I was helping one of my 13 year old swimmers to position his head and time his breathing better while he was practicing the UnderSwitch drill. He’s got a neurological impairment (cerebral palsy), but definitely no mental one. He’s full of daydreams and ideas and sometimes his mind seems to wonder out the window of the pool area. We work one-on-one but even then he sometimes gets this far off look and I wonder if he has registered what I’ve just said. But then the next moment he’ll plunge into the drill and show that he’s right on our chosen focus point.

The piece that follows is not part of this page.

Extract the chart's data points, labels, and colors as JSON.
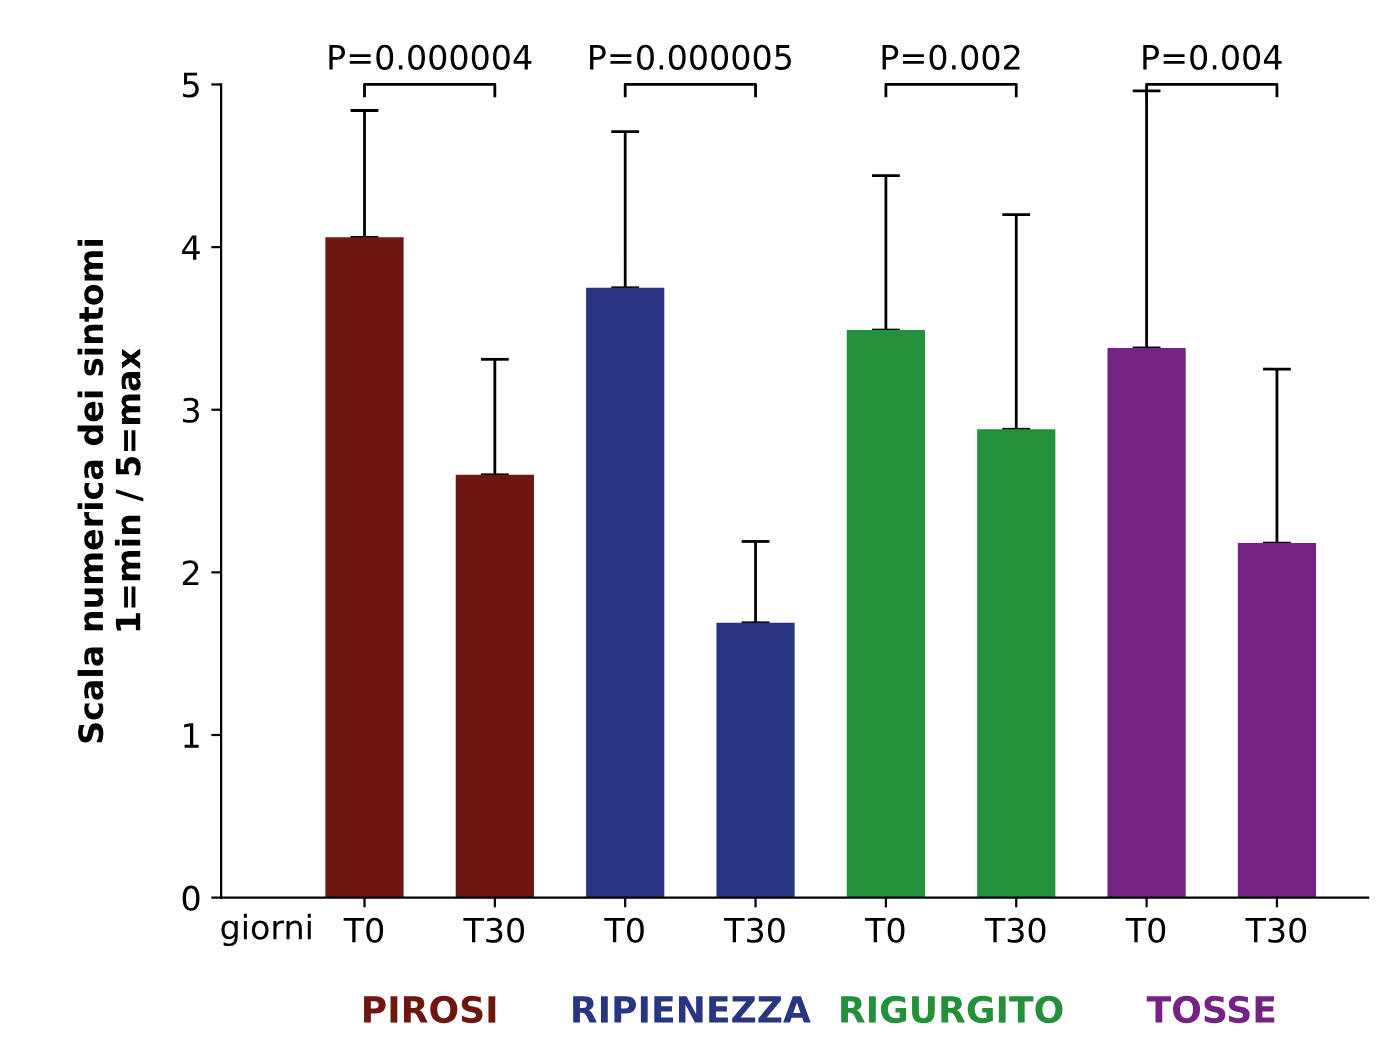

Today we’d just got done focusing on ‘patient hand’ while switching underwater. I was advising him to finish the stroke, then, once the arm was coming to rest at the side and he was feeling balanced, to turn his shoulder slightly, turn chin to shoulder to breath- because he had a tendency to rush to the next breath, tilting the head back which sent a crook in his body line, and sunk his feet. Then he looked up and grinned and said as if I’d told him a hundred times, “Oh, you mean a patient neck.”
Uh, yeah. That’s exactly right! A ‘patient neck’. He had connected the concepts on his own, put it in his own words. He was improving wonderfully each week, but I didn’t realize how much he was really processing the concepts I shared each session. These are one of the more satisfying moments of a teacher’s day.
And sure enough, he glided into the next lap with a much more patient neck, keeping his balance, body line and his momentum.